Lakewood The Thinking City

INDIA AND PAKISTAN…
 A Picture of Pessimism

 At the Great Decisions meeting of March 28, the subject was India.  A native of India, now living in the U.S., sat in and contributed valuable information.
 In many ways, the story of India is a happy one.  It is the world’s largest democracy.  It is growing economically, especially in information technology.  On the other hand, overpopulation is a great problem, making for large crowds of people in the cities who have spilled over from the countryside.  In addition, Hindu nationalism is entrenched and is growing stronger.
 Hindu nationalism is pitted against Muslim fundamentalism in Pakistan, India’s next-door neighbor and chief rival.  The conflict between the two is frightening for the whole world, since both nations have nuclear weapons.  In addition, the U.S. needs help from Pakistan (and to a degree, from India) in fighting terrorism.
 The chief cause of antagonism between India and Pakistan is Kashmir, a beautiful, mostly-mountainous province that lies between the two nations.  When India achieved independence in the 1940s, Kashmir was a “princely state,” and the prince wanted to be independent of both countries.  He had to choose one country or the other, however, and he chose to be united with India.  So India occupied the province.  In much of Kashmir, however, the majority are Muslims, and Pakistan, a Muslim country, invaded the province.  At the end of the war, Pakistan occupied part of  Kashmir, and that’s where the matter now stands, except that there have been several India-Pakistan wars and continued informal violence with Pakistan supporting guerrillas armies fighting the Indian army.
 According to our Indian guest, most of the Muslins in Kashmir were originally content to live under Indian rule, though the Hindu-Muslim conflict and the behavior of the Indian army have turned them against India.  In any case, the conflict has been escalating, and mutual hatred has become more and more inflamed over the decades.   The great danger, of course, is that the conflict between India and Pakistan will result in nuclear war.

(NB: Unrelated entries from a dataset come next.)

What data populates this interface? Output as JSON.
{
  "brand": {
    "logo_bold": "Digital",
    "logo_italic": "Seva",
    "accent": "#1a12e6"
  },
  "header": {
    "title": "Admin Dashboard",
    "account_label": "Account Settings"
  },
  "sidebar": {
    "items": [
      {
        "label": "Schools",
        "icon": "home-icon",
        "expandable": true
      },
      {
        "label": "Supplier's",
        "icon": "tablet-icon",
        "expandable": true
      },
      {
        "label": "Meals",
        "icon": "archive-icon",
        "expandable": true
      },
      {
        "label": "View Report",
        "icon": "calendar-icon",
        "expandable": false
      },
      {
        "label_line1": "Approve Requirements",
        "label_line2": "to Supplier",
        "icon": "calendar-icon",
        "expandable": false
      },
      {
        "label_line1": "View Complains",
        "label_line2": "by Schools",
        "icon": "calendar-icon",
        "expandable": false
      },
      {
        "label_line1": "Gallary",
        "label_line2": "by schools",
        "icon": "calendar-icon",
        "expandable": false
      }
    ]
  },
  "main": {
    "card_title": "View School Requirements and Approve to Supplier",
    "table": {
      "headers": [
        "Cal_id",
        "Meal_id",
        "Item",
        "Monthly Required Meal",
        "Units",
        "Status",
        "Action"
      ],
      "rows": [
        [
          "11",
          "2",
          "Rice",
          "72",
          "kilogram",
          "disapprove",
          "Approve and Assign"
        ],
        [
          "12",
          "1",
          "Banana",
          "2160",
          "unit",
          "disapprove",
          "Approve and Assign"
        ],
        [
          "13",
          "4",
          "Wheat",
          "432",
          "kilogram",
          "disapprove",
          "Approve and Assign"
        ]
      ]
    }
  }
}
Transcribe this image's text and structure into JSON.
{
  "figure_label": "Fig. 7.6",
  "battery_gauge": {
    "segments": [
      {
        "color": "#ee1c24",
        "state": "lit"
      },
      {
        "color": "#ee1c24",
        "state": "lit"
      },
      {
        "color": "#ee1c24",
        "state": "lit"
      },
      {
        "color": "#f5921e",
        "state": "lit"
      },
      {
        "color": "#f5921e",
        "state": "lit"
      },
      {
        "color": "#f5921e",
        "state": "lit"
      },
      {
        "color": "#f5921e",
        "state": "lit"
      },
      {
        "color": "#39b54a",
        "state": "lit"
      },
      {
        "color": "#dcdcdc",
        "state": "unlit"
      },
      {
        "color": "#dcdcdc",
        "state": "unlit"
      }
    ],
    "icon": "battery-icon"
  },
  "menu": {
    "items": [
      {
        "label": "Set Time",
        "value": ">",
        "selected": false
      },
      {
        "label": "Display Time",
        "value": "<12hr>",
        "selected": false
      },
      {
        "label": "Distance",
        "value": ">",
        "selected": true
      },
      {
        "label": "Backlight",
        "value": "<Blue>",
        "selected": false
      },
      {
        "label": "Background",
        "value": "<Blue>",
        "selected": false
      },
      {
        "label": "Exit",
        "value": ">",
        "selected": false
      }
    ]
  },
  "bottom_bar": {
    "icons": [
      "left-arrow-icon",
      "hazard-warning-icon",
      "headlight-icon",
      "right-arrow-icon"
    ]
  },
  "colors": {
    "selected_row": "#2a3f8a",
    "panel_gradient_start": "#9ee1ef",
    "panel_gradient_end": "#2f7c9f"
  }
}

 We saw no way out of this dangerous situation.   During the Cold War, we remembered, the U.S. and the Soviet Union refrained from using nuclear weapons because each know that it would be destroyed by the weapons of the other side.  Likewise, an India-Pakistan nuclear exchange would be suicidal.  However, that might not make any difference to the religious fanatics who would be firing the weapons.
 It was pointed out that neither India nor Pakistan would ever destroy its nuclear weapons, and if the U.S. tried to intervene, that would seem to the combatants that we were merely throwing our weight around.
 In the absence of any solution; all we can do is hope.